Hace varios siglos, en el norte de la provincia de Córdoba, había una pequeña aldea de sanavirones, gente laboriosa y –según se dice– con sentido del humor. En ese pueblito, vivía un anciano con su nieto, Jahé, joven fuerte y de linda presencia, quien había aprendido a hacer el adobe y construía viviendas que el viento no pudiera llevarse, como pasaba con los toldos.
Un día en que descansaba bajo un tala, vio pasar a una hermosa joven que se dirigía hacia el
arroyo. Sus miradas se cruzaron por un instante y así se enamoraron, aunque ninguno sabía el nombre del otro. Cuando Jahé regresó del trabajo, contó al abuelo aquel encuentro y el viejo le dijo que no se ilusionara: era la hija del nuevo cacique y seguramente querrían unirla con alguien importante.
La joven, llamada Yunka, tenía varios enamorados y Jahé se enteró de que su padre había decidido casarla con el más fuerte de su pueblo. Esto no desanimó al muchacho, que comenzó a hacerse el encontradizo con ella, y cuando supo que el cacique iba a proponer una dura prueba a los pretendientes, fue el primero en presentarse ante él.
Aquella experiencia no sólo era terrible, sino también peligrosa: los jóvenes serían envueltos en el cuero de una vaca recién sacrificada y dejados al sol por varias horas. A medida que el cuero se secaba, se iba encogiendo y los jóvenes podían morir asfixiados. El ganador sería aquél que resistiera durante más horas el tormento.
El día de la prueba, ocho jóvenes aceptaron el reto y al atardecer, sólo quedaban Jahé y otro muchacho, quien a poco no soportó la prueba y, casi moribundo, fue devuelto a su familia. Pero cuando regresaron a declarar a Jahé el ganador, y desataron el cuero ardiente y endurecido, sólo encontraron un avecita marrón, insignificante, que soltó un trino y voló hasta el algarrobo de su abuelo y se quedó por allí, como esperando a su amada.

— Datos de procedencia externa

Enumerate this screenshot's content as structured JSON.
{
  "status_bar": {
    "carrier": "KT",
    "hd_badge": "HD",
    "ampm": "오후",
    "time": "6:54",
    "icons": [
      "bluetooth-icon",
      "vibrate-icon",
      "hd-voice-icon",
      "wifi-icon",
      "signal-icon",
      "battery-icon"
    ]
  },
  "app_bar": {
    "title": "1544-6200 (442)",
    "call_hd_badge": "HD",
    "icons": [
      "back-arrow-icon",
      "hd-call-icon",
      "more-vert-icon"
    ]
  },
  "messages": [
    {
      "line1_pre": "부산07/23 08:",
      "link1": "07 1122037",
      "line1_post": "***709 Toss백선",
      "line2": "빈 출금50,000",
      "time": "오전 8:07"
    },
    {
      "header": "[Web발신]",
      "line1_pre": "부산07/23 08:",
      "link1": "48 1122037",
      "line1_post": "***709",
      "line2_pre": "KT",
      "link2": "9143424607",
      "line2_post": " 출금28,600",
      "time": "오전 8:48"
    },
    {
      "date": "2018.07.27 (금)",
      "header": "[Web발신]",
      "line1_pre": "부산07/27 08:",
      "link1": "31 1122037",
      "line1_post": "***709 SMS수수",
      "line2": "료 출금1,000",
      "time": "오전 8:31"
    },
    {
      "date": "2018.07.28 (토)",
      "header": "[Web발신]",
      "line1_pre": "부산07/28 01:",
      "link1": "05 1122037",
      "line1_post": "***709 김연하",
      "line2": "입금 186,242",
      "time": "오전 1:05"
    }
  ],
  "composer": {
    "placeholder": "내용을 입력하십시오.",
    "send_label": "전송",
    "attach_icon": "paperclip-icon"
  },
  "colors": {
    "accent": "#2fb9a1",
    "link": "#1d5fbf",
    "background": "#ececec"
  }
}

Yunka, que se había enamorado de aquel joven silencioso y de mirada firme, se encerró en una choza a llorar, negándose a comer y a obedecer a sus padres. El cacique pensó que pronto se le pasaría, pero al otro día vio venir a su mujer con la cabeza cubierta de polvo, señal de gran tristeza: al entrar a la choza no encontró a su hija, sólo había un avecita que escapó volando y fue a reunirse con la otra, que parecía esperarla en la rama del gran algarrobo.
En el monte de los sanavirones había un espíritu que protegía a los enamorados y éste, al ver el dolor de los jóvenes, decidió reunirlos convirtiendo a la hija del cacique en la compañera de Jahé. Y como señal de que aprobaba aquellos amores, esa noche envió una llovizna suave que atenuó la sequía de los campos.
Al día siguiente, para asombro de todos, oyeron los trinos de los pajaritos y al salir de sus chozas, los vieron amasando con sus picos y patitas el barro de un charco cercano. Ella traía briznas de paja y semillas mientras en una horqueta del árbol que cobijaba la choza de su abuelo, Jahé estaba construyendo una casita de barro, ayudado por su dulce compañera. Cuando, horas después, pudieron ver el hogar que habían construido, notaron que parecía un pequeño horno y les llamaron “horneros”.
Para nuestros serranos, representan el amor conyugal y el amor a los hijos: en su casita, los pichones están a salvo de depredadores, de la lluvia y del frío.